Tonight’s rocket launch from Vandenberg is delayed—yet again

UPDATE: DEC. 20, 8:35 A.M. | After multiple delays, United Launch Alliance won’t make another attempt to launch its Delta IV Heavy rocket from Vandenberg Air Force Base until at least Dec. 30, the organization announced Thursday morning.

The latest attempt was scrubbed Wednesday night because of elevated hydrogen levels in one of the engines, ULA said in a tweet.

“The team is currently reviewing all data and set the next launch attempt no earlier than Dec. 30, 2018,” the tweet said.

PREVIOUSLY: DEC. 19, 5:39 P.M. | Tonight’s United Launch Alliance rocket launch has been delayed yet again, possibly due to a hydrogen leak.

The next attempt will be tomorrow at 5:31 p.m.

PREVIOUSLY: DEC. 18, 12:22 P.M. | United Launch Alliance has delayed today’s launch of the Delta IV Heavy rocket from Vandenberg Air Force Base because of high winds, ULA announced shortly after noon.

This is the third time the launch has been delayed. The next attempt is set for tomorrow, Dec. 19, at 5:44 p.m.

“The forecast indicates an 80 percent chance of favorable weather conditions for launch,” ULA said.

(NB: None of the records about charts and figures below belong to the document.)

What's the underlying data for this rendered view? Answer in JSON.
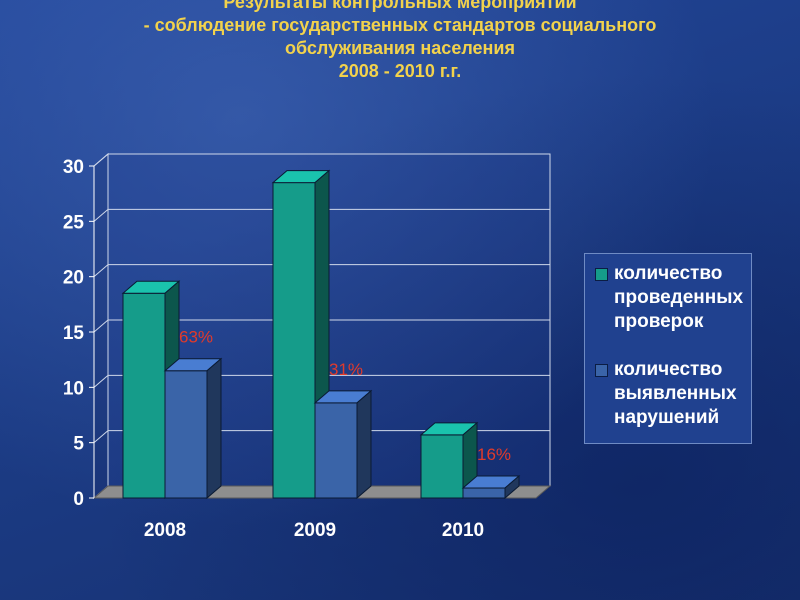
{
  "title_lines": [
    "Результаты контрольных мероприятий",
    "- соблюдение государственных стандартов социального",
    "обслуживания населения",
    "2008 - 2010 г.г."
  ],
  "colors": {
    "title": "#f2d24c",
    "series1": "#159c8a",
    "series2": "#3a64a8",
    "annotation": "#e23a2a",
    "axis_text": "#ffffff"
  },
  "chart_data": {
    "type": "bar",
    "categories": [
      "2008",
      "2009",
      "2010"
    ],
    "series": [
      {
        "name": "количество проведенных проверок",
        "values": [
          18.5,
          28.5,
          5.7
        ]
      },
      {
        "name": "количество выявленных нарушений",
        "values": [
          11.5,
          8.6,
          0.9
        ]
      }
    ],
    "annotations": [
      "63%",
      "31%",
      "16%"
    ],
    "y_ticks": [
      0,
      5,
      10,
      15,
      20,
      25,
      30
    ],
    "ylim": [
      0,
      30
    ],
    "grid": true,
    "legend_position": "right",
    "three_d": true
  }
}
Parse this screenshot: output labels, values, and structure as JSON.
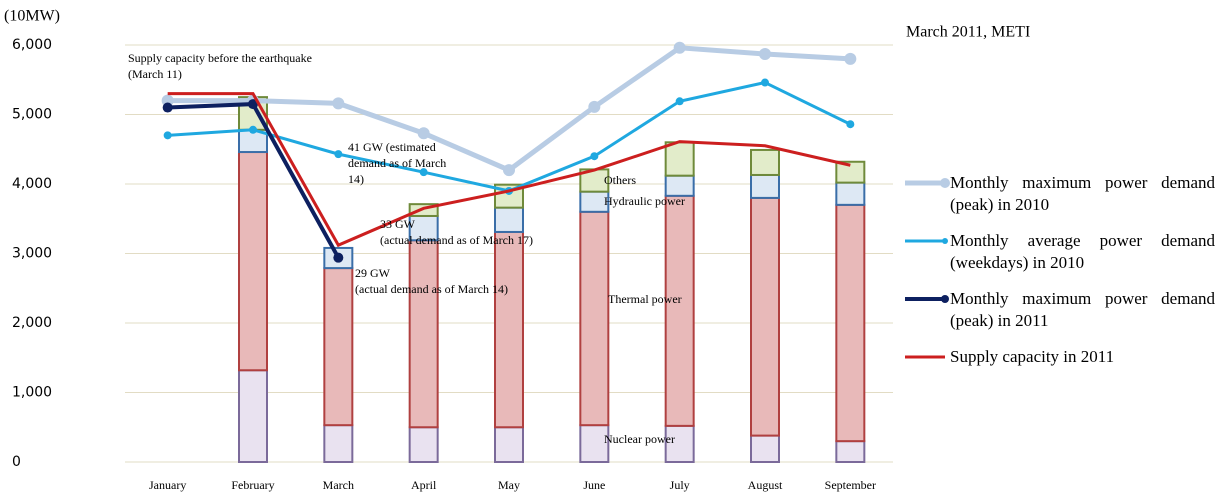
{
  "chart_data": {
    "type": "bar_line",
    "unit_label": "(10MW)",
    "source": "March 2011, METI",
    "categories": [
      "January",
      "February",
      "March",
      "April",
      "May",
      "June",
      "July",
      "August",
      "September"
    ],
    "ylim": [
      0,
      6000
    ],
    "yticks": [
      0,
      {
        "value": 1000,
        "label": "1,000"
      },
      {
        "value": 2000,
        "label": "2,000"
      },
      {
        "value": 3000,
        "label": "3,000"
      },
      {
        "value": 4000,
        "label": "4,000"
      },
      {
        "value": 5000,
        "label": "5,000"
      },
      {
        "value": 6000,
        "label": "6,000"
      }
    ],
    "grid": true,
    "bar_series": [
      {
        "name": "Nuclear power",
        "color": "#e9e2f0",
        "edge": "#7b6a9a",
        "values": [
          null,
          1320,
          530,
          500,
          500,
          530,
          520,
          380,
          300
        ]
      },
      {
        "name": "Thermal power",
        "color": "#e8b9b9",
        "edge": "#b04040",
        "values": [
          null,
          3140,
          2260,
          2690,
          2810,
          3070,
          3310,
          3420,
          3400
        ]
      },
      {
        "name": "Hydraulic power",
        "color": "#dde8f4",
        "edge": "#3a6ea8",
        "values": [
          null,
          320,
          290,
          350,
          350,
          290,
          290,
          330,
          320
        ]
      },
      {
        "name": "Others",
        "color": "#e2ecca",
        "edge": "#6f8a3a",
        "values": [
          null,
          470,
          0,
          170,
          330,
          320,
          480,
          360,
          300
        ]
      }
    ],
    "series": [
      {
        "name": "Monthly maximum power demand (peak) in 2010",
        "color": "#b8cce4",
        "width": 5,
        "values": [
          5200,
          5200,
          5160,
          4730,
          4200,
          5110,
          5960,
          5870,
          5800
        ]
      },
      {
        "name": "Monthly average power demand (weekdays) in 2010",
        "color": "#1fa8e0",
        "width": 3,
        "values": [
          4700,
          4780,
          4430,
          4170,
          3900,
          4400,
          5190,
          5460,
          4860
        ]
      },
      {
        "name": "Monthly maximum power demand (peak) in 2011",
        "color": "#0d2060",
        "width": 4,
        "values": [
          5100,
          5150,
          2940,
          null,
          null,
          null,
          null,
          null,
          null
        ]
      },
      {
        "name": "Supply capacity in 2011",
        "color": "#cc1f1f",
        "width": 3,
        "values": [
          5300,
          5300,
          3120,
          3650,
          3900,
          4200,
          4610,
          4550,
          4270
        ]
      }
    ],
    "annotations": [
      [
        "Supply capacity before the earthquake",
        "(March 11)"
      ],
      [
        "41 GW (estimated",
        "demand as of March",
        "14)"
      ],
      [
        "33 GW",
        "(actual demand as of March 17)"
      ],
      [
        "29 GW",
        "(actual demand as of March 14)"
      ]
    ]
  }
}
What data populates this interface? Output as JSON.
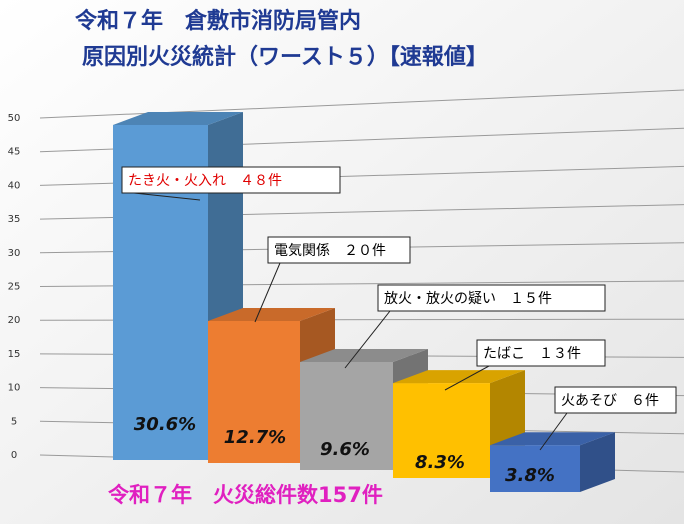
{
  "chart_data": {
    "type": "bar3d",
    "title": "令和７年　倉敷市消防局管内",
    "subtitle": "原因別火災統計（ワースト５）【速報値】",
    "footer": "令和７年　火災総件数157件",
    "categories": [
      "たき火・火入れ　４８件",
      "電気関係　２０件",
      "放火・放火の疑い　１５件",
      "たばこ　１３件",
      "火あそび　６件"
    ],
    "values": [
      48,
      20,
      15,
      13,
      6
    ],
    "percent_labels": [
      "30.6%",
      "12.7%",
      "9.6%",
      "8.3%",
      "3.8%"
    ],
    "colors": [
      "#5b9bd5",
      "#ed7d31",
      "#a5a5a5",
      "#ffc000",
      "#4472c4"
    ],
    "label_colors": [
      "#e00000",
      "#000000",
      "#000000",
      "#000000",
      "#000000"
    ],
    "ylim": [
      0,
      50
    ],
    "yticks": [
      0,
      5,
      10,
      15,
      20,
      25,
      30,
      35,
      40,
      45,
      50
    ],
    "grid": true
  }
}
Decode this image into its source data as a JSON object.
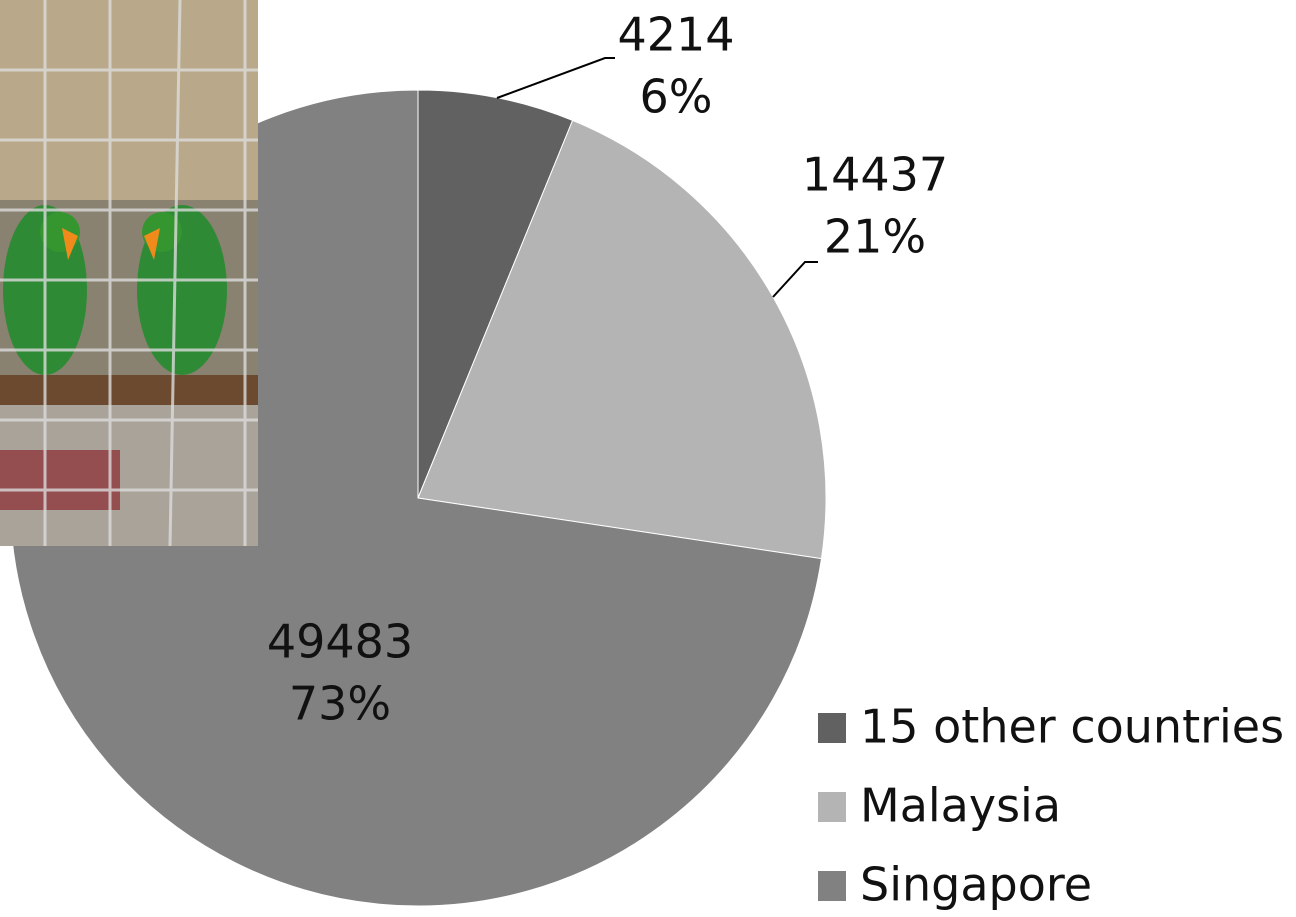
{
  "chart_data": {
    "type": "pie",
    "categories": [
      "15 other countries",
      "Malaysia",
      "Singapore"
    ],
    "values": [
      4214,
      14437,
      49483
    ],
    "percent_labels": [
      "6%",
      "21%",
      "73%"
    ],
    "colors": [
      "#616161",
      "#b4b4b4",
      "#818181"
    ],
    "legend": "right"
  }
}
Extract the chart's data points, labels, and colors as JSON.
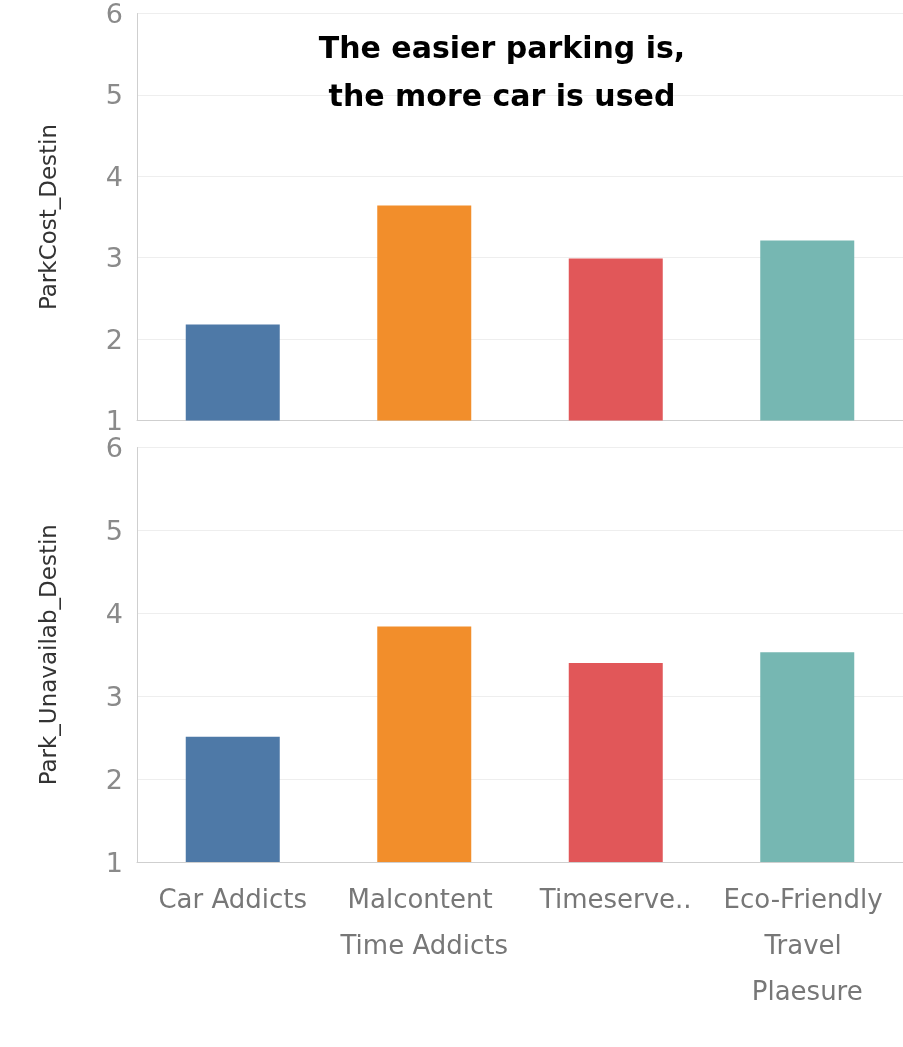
{
  "chart_data": [
    {
      "type": "bar",
      "title": "The easier parking is,\nthe more car is used",
      "ylabel": "ParkCost_Destin",
      "categories": [
        "Car Addicts",
        "Malcontent Time Addicts",
        "Timeserve..",
        "Eco-Friendly Travel Plaesure"
      ],
      "values": [
        2.18,
        3.64,
        2.99,
        3.21
      ],
      "colors": [
        "#4e79a7",
        "#f28e2b",
        "#e15759",
        "#76b7b2"
      ],
      "ylim": [
        1,
        6
      ],
      "yticks": [
        1,
        2,
        3,
        4,
        5,
        6
      ],
      "grid": "y",
      "tick_labels": "y"
    },
    {
      "type": "bar",
      "ylabel": "Park_Unavailab_Destin",
      "categories": [
        "Car Addicts",
        "Malcontent Time Addicts",
        "Timeserve..",
        "Eco-Friendly Travel Plaesure"
      ],
      "values": [
        2.51,
        3.84,
        3.4,
        3.53
      ],
      "colors": [
        "#4e79a7",
        "#f28e2b",
        "#e15759",
        "#76b7b2"
      ],
      "ylim": [
        1,
        6
      ],
      "yticks": [
        1,
        2,
        3,
        4,
        5,
        6
      ],
      "grid": "y"
    }
  ]
}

PREVIOUSLY: DEC. 18, 8:05 A.M. | The twice-delayed launch of a rocket carrying a reconnaissance satellite into orbit from Vandenberg Air Force Base in Santa Barbara County is scheduled for tonight, potentially giving the Southland a holiday-season aerial light show.

According to United Launch Alliance, it will try again to launch the rocket at 5:57 p.m. The Delta IV Heavy rocket will be carrying a secretive satellite for the U.S. National Reconnaissance Office.

Launches from Vandenberg, particularly those carried out after sundown, have traditionally created spectacular light shows in the skies over Long Beach, Southern California and the southwestern United States.

The ULA launch was scrubbed Dec. 8 just 7.5 seconds before its scheduled liftoff due to a technical glitch. An operational problem had caused a delay in the launch one day prior to that.

United Launch Alliance is a joint venture of Lockheed Martin and Boeing.

According to the company, the Delta IV Heavy rocket includes three Rocketdyne liquid hydrogen/liquid oxygen engines that can produce a combined 2.1 million pounds of thrust.

ULA has carried out 27 launches for the National Reconnaissance Office over the past 12 years.